As mentioned, the first stage of PE is attributed to impaired functions of EVTs. In the cultured human cell lines of EVTs, we demonstrated that 11β-HSD2 regulates migration and invasion function of EVTs. In the animal model, we showed that placental 11β-HSD2 maintains normal interstitial trophoblast invasion, endovascular SA remodeling, placental blood flow and placental morphology, indicating that placental 11β-HSD2 is crucial for normal placentation and placental development.
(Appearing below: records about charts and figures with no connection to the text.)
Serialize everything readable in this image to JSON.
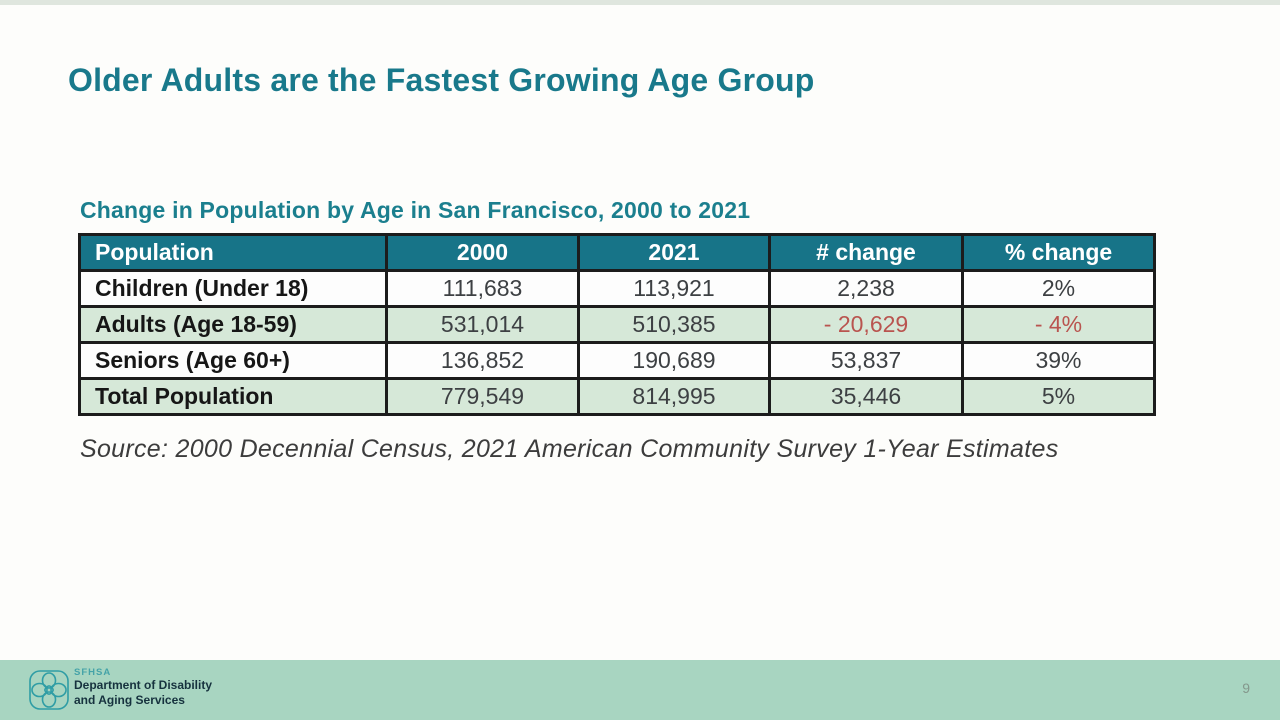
{
  "slide": {
    "title": "Older Adults are the Fastest Growing Age Group",
    "page_number": "9"
  },
  "table": {
    "title": "Change in Population by Age in San Francisco, 2000 to 2021",
    "columns": [
      "Population",
      "2000",
      "2021",
      "# change",
      "% change"
    ],
    "rows": [
      {
        "label": "Children (Under 18)",
        "values": [
          "111,683",
          "113,921",
          "2,238",
          "2%"
        ],
        "highlight": false,
        "negative": false
      },
      {
        "label": "Adults (Age 18-59)",
        "values": [
          "531,014",
          "510,385",
          "- 20,629",
          "- 4%"
        ],
        "highlight": true,
        "negative": true
      },
      {
        "label": "Seniors (Age 60+)",
        "values": [
          "136,852",
          "190,689",
          "53,837",
          "39%"
        ],
        "highlight": false,
        "negative": false
      },
      {
        "label": "Total Population",
        "values": [
          "779,549",
          "814,995",
          "35,446",
          "5%"
        ],
        "highlight": true,
        "negative": false
      }
    ],
    "source": "Source: 2000 Decennial Census, 2021 American Community Survey 1-Year Estimates"
  },
  "footer": {
    "org_abbr": "SFHSA",
    "org_line1": "Department of Disability",
    "org_line2": "and Aging Services"
  },
  "colors": {
    "title_teal": "#19798b",
    "header_bg": "#177488",
    "row_green": "#d6e8d8",
    "negative_red": "#b9544f",
    "footer_bg": "#a8d5c1",
    "top_strip": "#dfe6de",
    "logo_teal": "#2f9da5"
  }
}
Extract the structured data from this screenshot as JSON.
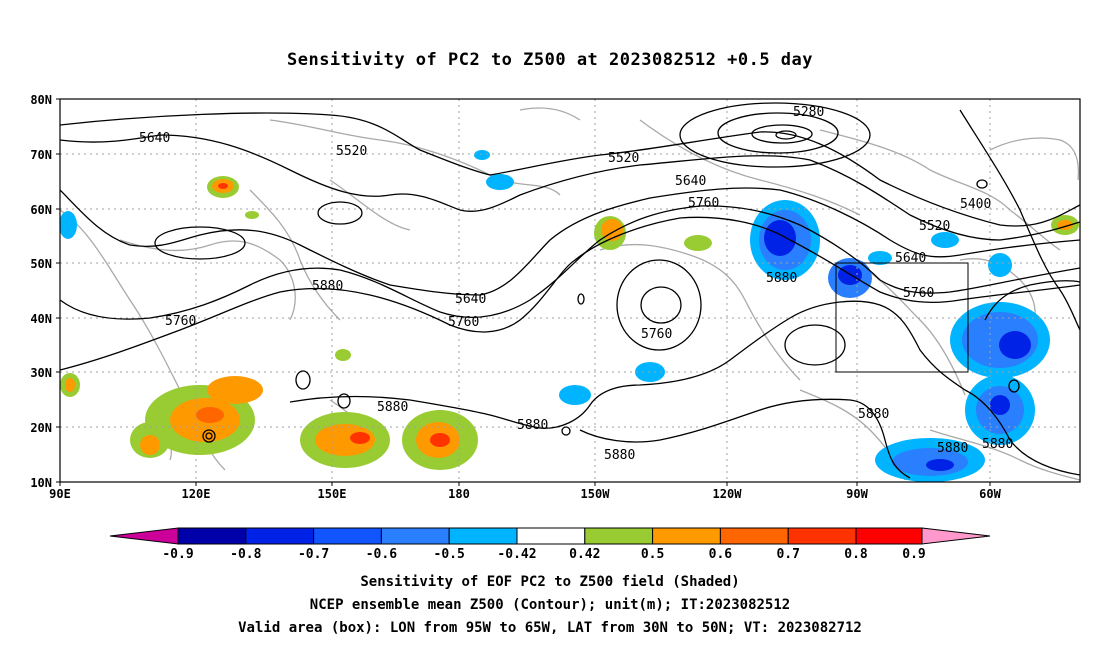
{
  "title": "Sensitivity of PC2 to Z500 at 2023082512 +0.5 day",
  "axes": {
    "lat_labels": [
      "80N",
      "70N",
      "60N",
      "50N",
      "40N",
      "30N",
      "20N",
      "10N"
    ],
    "lon_labels": [
      "90E",
      "120E",
      "150E",
      "180",
      "150W",
      "120W",
      "90W",
      "60W"
    ]
  },
  "contour_labels": [
    "5640",
    "5520",
    "5280",
    "5520",
    "5640",
    "5760",
    "5400",
    "5520",
    "5640",
    "5760",
    "5880",
    "5880",
    "5760",
    "5640",
    "5760",
    "5760",
    "5880",
    "5880",
    "5880",
    "5880",
    "5880",
    "5880"
  ],
  "colorbar": {
    "tick_labels": [
      "-0.9",
      "-0.8",
      "-0.7",
      "-0.6",
      "-0.5",
      "-0.42",
      "0.42",
      "0.5",
      "0.6",
      "0.7",
      "0.8",
      "0.9"
    ],
    "colors": [
      "#cc0099",
      "#0000aa",
      "#0022e6",
      "#1155ff",
      "#2a7fff",
      "#00b4ff",
      "#ffffff",
      "#99cc33",
      "#ff9900",
      "#ff6600",
      "#ff3300",
      "#ff0000",
      "#ff99cc"
    ]
  },
  "box": {
    "lon_from": "95W",
    "lon_to": "65W",
    "lat_from": "30N",
    "lat_to": "50N"
  },
  "captions": [
    "Sensitivity of EOF PC2 to Z500 field (Shaded)",
    "NCEP ensemble mean Z500 (Contour); unit(m); IT:2023082512",
    "Valid area (box): LON from 95W to 65W, LAT from 30N to 50N; VT: 2023082712"
  ]
}
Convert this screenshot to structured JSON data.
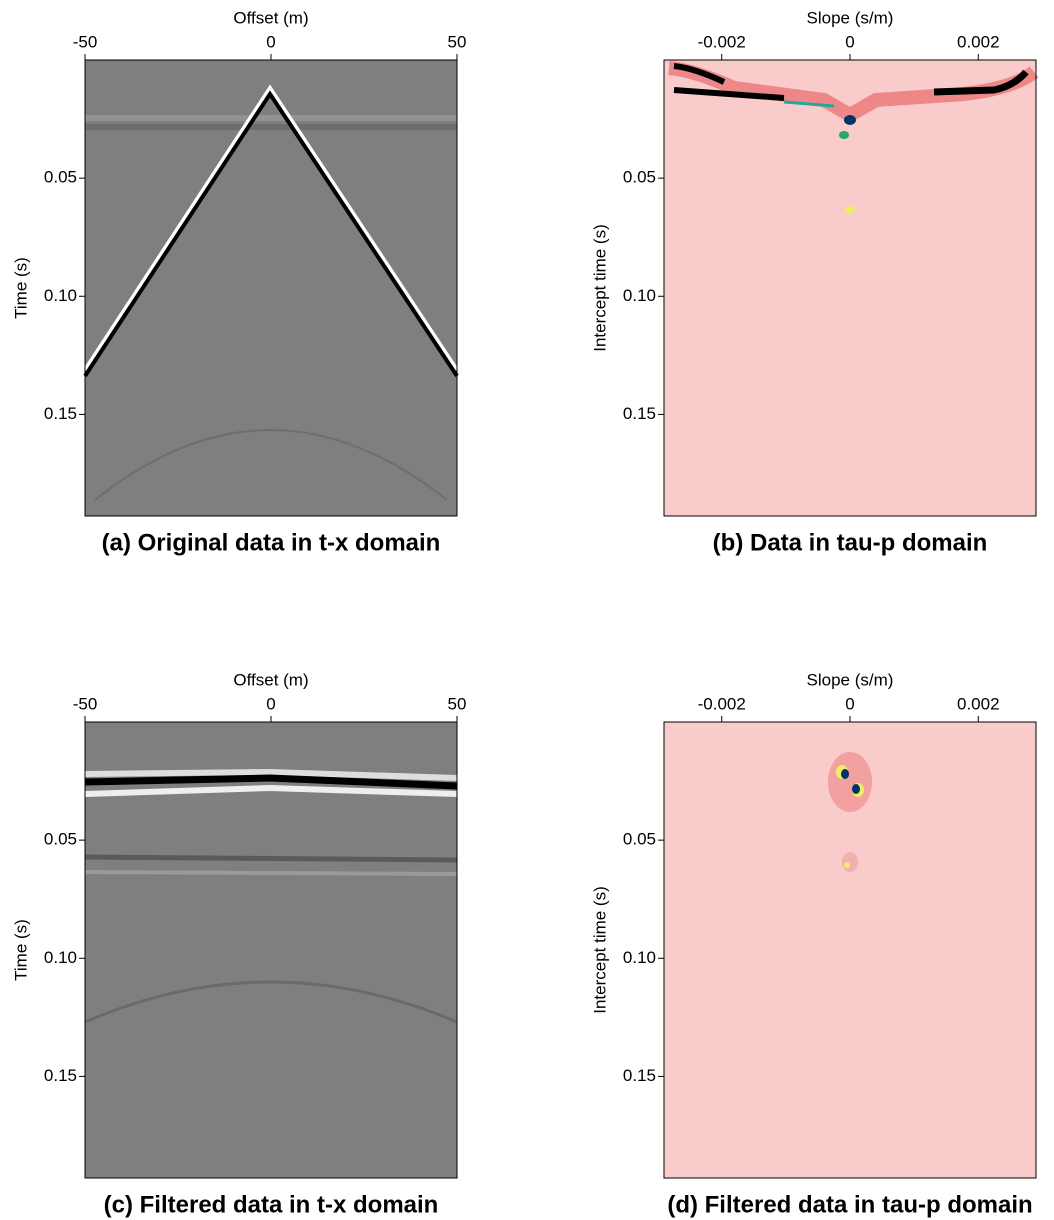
{
  "chart_data": [
    {
      "type": "image",
      "caption": "(a) Original data in t-x domain",
      "x_label": "Offset (m)",
      "y_label": "Time (s)",
      "xlim": [
        -50,
        50
      ],
      "xticks": [
        -50,
        0,
        50
      ],
      "ylim": [
        0,
        0.193
      ],
      "yticks": [
        0.05,
        {
          "value": 0.1,
          "label": "0.10"
        },
        0.15
      ]
    },
    {
      "type": "image",
      "caption": "(b) Data in tau-p domain",
      "x_label": "Slope (s/m)",
      "y_label": "Intercept time (s)",
      "xlim": [
        -0.0029,
        0.0029
      ],
      "xticks": [
        -0.002,
        0,
        0.002
      ],
      "ylim": [
        0,
        0.193
      ],
      "yticks": [
        0.05,
        {
          "value": 0.1,
          "label": "0.10"
        },
        0.15
      ]
    },
    {
      "type": "image",
      "caption": "(c) Filtered data in t-x domain",
      "x_label": "Offset (m)",
      "y_label": "Time (s)",
      "xlim": [
        -50,
        50
      ],
      "xticks": [
        -50,
        0,
        50
      ],
      "ylim": [
        0,
        0.193
      ],
      "yticks": [
        0.05,
        {
          "value": 0.1,
          "label": "0.10"
        },
        0.15
      ]
    },
    {
      "type": "image",
      "caption": "(d) Filtered data in tau-p domain",
      "x_label": "Slope (s/m)",
      "y_label": "Intercept time (s)",
      "xlim": [
        -0.0029,
        0.0029
      ],
      "xticks": [
        -0.002,
        0,
        0.002
      ],
      "ylim": [
        0,
        0.193
      ],
      "yticks": [
        0.05,
        {
          "value": 0.1,
          "label": "0.10"
        },
        0.15
      ]
    }
  ]
}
Of note, a number of prior studies have proposed that IUGR in rodents caused by administration of CBX is attributed to excess active GCs because GCs have been known to inhibit fetal growth (Murphy et al., 2012; Welberg et al., 2000). In human studies, it has been assumed that downregulation of placental 11β-HSD2 is associated with IUGR because GCs have detrimental effects on fetal growth (Causevic & Mohaupt, 2007; Hofmann et al, 2001). Our findings indicate that abnormal placentation and reduced placental blood flow caused by excess GCs due to 1β-HSD2 dysfunction also contribute to IUGR.
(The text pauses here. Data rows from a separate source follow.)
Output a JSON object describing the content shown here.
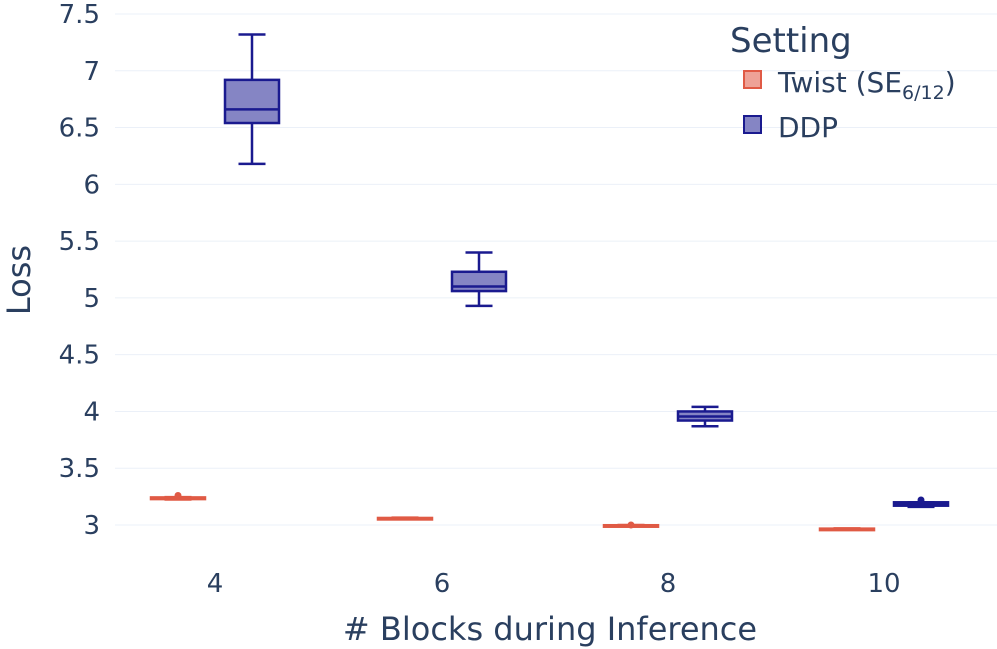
{
  "chart_data": {
    "type": "box",
    "xlabel": "# Blocks during Inference",
    "ylabel": "Loss",
    "categories": [
      "4",
      "6",
      "8",
      "10"
    ],
    "ylim": [
      2.75,
      7.5
    ],
    "y_ticks": [
      "3",
      "3.5",
      "4",
      "4.5",
      "5",
      "5.5",
      "6",
      "6.5",
      "7",
      "7.5"
    ],
    "grid": true,
    "legend": {
      "title": "Setting",
      "placement": "top-right",
      "items": [
        {
          "label_main": "Twist (SE",
          "label_sub": "6/12",
          "label_end": ")",
          "color": "#e05a45",
          "fill": "#eea297"
        },
        {
          "label_main": "DDP",
          "label_sub": "",
          "label_end": "",
          "color": "#1a1a8f",
          "fill": "#8585c4"
        }
      ]
    },
    "series": [
      {
        "name": "Twist (SE6/12)",
        "color": "#e05a45",
        "fill": "#eea297",
        "boxes": [
          {
            "category": "4",
            "min": 3.225,
            "q1": 3.228,
            "median": 3.235,
            "q3": 3.243,
            "max": 3.245,
            "outliers": [
              3.26
            ]
          },
          {
            "category": "6",
            "min": 3.052,
            "q1": 3.055,
            "median": 3.058,
            "q3": 3.062,
            "max": 3.065,
            "outliers": []
          },
          {
            "category": "8",
            "min": 2.99,
            "q1": 2.992,
            "median": 2.995,
            "q3": 2.998,
            "max": 3.0,
            "outliers": [
              3.0
            ]
          },
          {
            "category": "10",
            "min": 2.962,
            "q1": 2.964,
            "median": 2.966,
            "q3": 2.968,
            "max": 2.97,
            "outliers": []
          }
        ]
      },
      {
        "name": "DDP",
        "color": "#1a1a8f",
        "fill": "#8585c4",
        "boxes": [
          {
            "category": "4",
            "min": 6.18,
            "q1": 6.54,
            "median": 6.66,
            "q3": 6.92,
            "max": 7.32,
            "outliers": []
          },
          {
            "category": "6",
            "min": 4.93,
            "q1": 5.06,
            "median": 5.1,
            "q3": 5.23,
            "max": 5.4,
            "outliers": []
          },
          {
            "category": "8",
            "min": 3.87,
            "q1": 3.92,
            "median": 3.955,
            "q3": 4.0,
            "max": 4.04,
            "outliers": []
          },
          {
            "category": "10",
            "min": 3.16,
            "q1": 3.17,
            "median": 3.18,
            "q3": 3.2,
            "max": 3.2,
            "outliers": [
              3.22
            ]
          }
        ]
      }
    ]
  }
}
The limitation of this study is that we did not elucidate the mechanisms responsible for excessive GC suppression of migration and invasion function in EVTs. It is known that invasion function is associated with expression of MMPs in EVTs, in particular, MMP2 and MMP9 are crucial for invasion function of EVTs (Peng et al., 2016; Zhang et al., 2013). Interestingly, some studies have shown that synthetic GCs can regulate MMP2 and MMP9 expression in trophoblast cell lines (Mandl et al., 2006; Pavek et al., 2007). More recently, Kisanga et al (2018) have shown that synthetic GCs can suppress migration and invasion of EVTs and lead to more than 3,000 genes changed, suggesting that GCs modulate EVT function via various signaling pathways. Nevertheless, the mechanisms underlying GCs regulation of trophoblast invasion remains to be further investigated.
In conclusion, our study has demonstrated a previously unrecognized role of 11β-HSD2 in placental development and function. Excessive active GCs caused by placental 11β-HSD2 downregulation can lead to impaired invasion function of EVTs, abnormal placentation and increased sFlt1 release from placenta via elevated ADAM17 expression. Thus, our data provide in vivo evidence that dysregulation of placental 11β-HSD2 plays a critical role in pathogenesis of PE. It is therefore valuable to develop strategies to treat PE by using specific activators of 11β-HSD2 or specific inhibitor to block GCs in placenta.